On Sat, 4 Apr 2020 at 15:23, Tom Horsley horsley1953@gmail.com wrote:
I'm using network, not NetworkManager. I've got a bridge set up with my (one and only) ethernet point connected to it. I'm running fedora 31.
Randomly, when I reboot the system to get a new kernel
or something, dhcp will fail to assign an IP address to the bridge. I'll reboot again and it will be OK (I have also been able to do an ifdown/ifup to get an IP addr).
A bridge doesn't require an IP address. At my former work, we were only allowed to connect one device to each ethernet drop. Even so there were some problems tracking down unauthorized devices doing bad things on the network.
I once found a web page that said STP (spanning tree protocol) slowed things way down, and with my config I can't possibly have any loops, so I disable STP. That did indeed make network startup far more reliable, but it still sometimes fails.
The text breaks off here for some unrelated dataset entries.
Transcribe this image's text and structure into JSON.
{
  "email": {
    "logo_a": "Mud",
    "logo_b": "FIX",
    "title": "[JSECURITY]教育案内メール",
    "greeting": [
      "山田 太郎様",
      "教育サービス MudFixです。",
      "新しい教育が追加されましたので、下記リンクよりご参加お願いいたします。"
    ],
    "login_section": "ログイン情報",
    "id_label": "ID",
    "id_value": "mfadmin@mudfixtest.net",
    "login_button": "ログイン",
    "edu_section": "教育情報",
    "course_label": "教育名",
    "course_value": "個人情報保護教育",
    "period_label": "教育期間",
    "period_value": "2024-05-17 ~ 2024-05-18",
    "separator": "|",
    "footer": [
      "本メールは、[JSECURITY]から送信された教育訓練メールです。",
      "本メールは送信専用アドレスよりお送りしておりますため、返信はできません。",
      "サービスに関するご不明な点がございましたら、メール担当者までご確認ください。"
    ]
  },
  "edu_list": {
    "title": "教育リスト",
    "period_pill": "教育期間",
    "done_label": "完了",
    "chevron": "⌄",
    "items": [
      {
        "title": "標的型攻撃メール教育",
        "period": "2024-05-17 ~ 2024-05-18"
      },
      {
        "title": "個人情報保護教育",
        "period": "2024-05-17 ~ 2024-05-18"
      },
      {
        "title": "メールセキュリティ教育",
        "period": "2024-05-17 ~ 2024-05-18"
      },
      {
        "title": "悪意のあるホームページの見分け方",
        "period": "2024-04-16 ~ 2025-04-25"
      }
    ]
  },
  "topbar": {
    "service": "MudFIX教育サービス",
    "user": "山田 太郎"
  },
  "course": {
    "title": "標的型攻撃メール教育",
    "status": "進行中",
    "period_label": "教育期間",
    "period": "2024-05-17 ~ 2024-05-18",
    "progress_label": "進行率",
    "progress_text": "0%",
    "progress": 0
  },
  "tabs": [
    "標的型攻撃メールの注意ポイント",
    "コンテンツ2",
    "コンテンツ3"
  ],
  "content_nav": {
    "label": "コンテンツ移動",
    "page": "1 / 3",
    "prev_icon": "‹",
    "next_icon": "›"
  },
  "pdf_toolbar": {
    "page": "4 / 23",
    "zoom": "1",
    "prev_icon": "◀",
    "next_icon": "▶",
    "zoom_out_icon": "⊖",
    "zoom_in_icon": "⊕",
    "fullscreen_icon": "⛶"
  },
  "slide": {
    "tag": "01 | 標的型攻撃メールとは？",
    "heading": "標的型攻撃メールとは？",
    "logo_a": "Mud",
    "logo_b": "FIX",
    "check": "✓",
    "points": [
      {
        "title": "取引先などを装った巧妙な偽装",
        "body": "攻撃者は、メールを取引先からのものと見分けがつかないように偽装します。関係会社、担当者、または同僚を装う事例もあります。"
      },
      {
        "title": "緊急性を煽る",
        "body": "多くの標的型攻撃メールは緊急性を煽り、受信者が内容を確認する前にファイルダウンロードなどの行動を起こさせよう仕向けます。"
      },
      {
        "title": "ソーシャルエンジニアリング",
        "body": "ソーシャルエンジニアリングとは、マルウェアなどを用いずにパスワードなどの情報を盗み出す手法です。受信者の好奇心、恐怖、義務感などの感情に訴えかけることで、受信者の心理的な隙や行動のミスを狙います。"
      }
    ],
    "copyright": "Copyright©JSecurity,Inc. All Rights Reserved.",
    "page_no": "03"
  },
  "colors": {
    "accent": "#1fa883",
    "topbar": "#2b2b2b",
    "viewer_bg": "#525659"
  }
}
Does anyone else have this problem? Is there some magic I can perform to make it reliable? I don't have this problem when configured with a static IP, but they were redoing a lot of network infrastructure and recommended everyone switch to dhcp.
At my work, this was done because there were more devices than available addresses. If you rebooted, you risked not being able to get an IP. We negotiated for a small block of fixed addresses for the servers in my group.
It also seemed very reliable before I created the bridge (but I need the bridge to run virtual machines).
Working from home, I've now become paranoid about installing updates that need a reboot for fear I won't be able to get to the machine again because the network never comes back up.
Maybe I should install a script in rc.local that checks to see if an IP address was defined, and reboots again if not :-).
If you can do a script you could just try getting dhcp to assign an address in a loop until it works.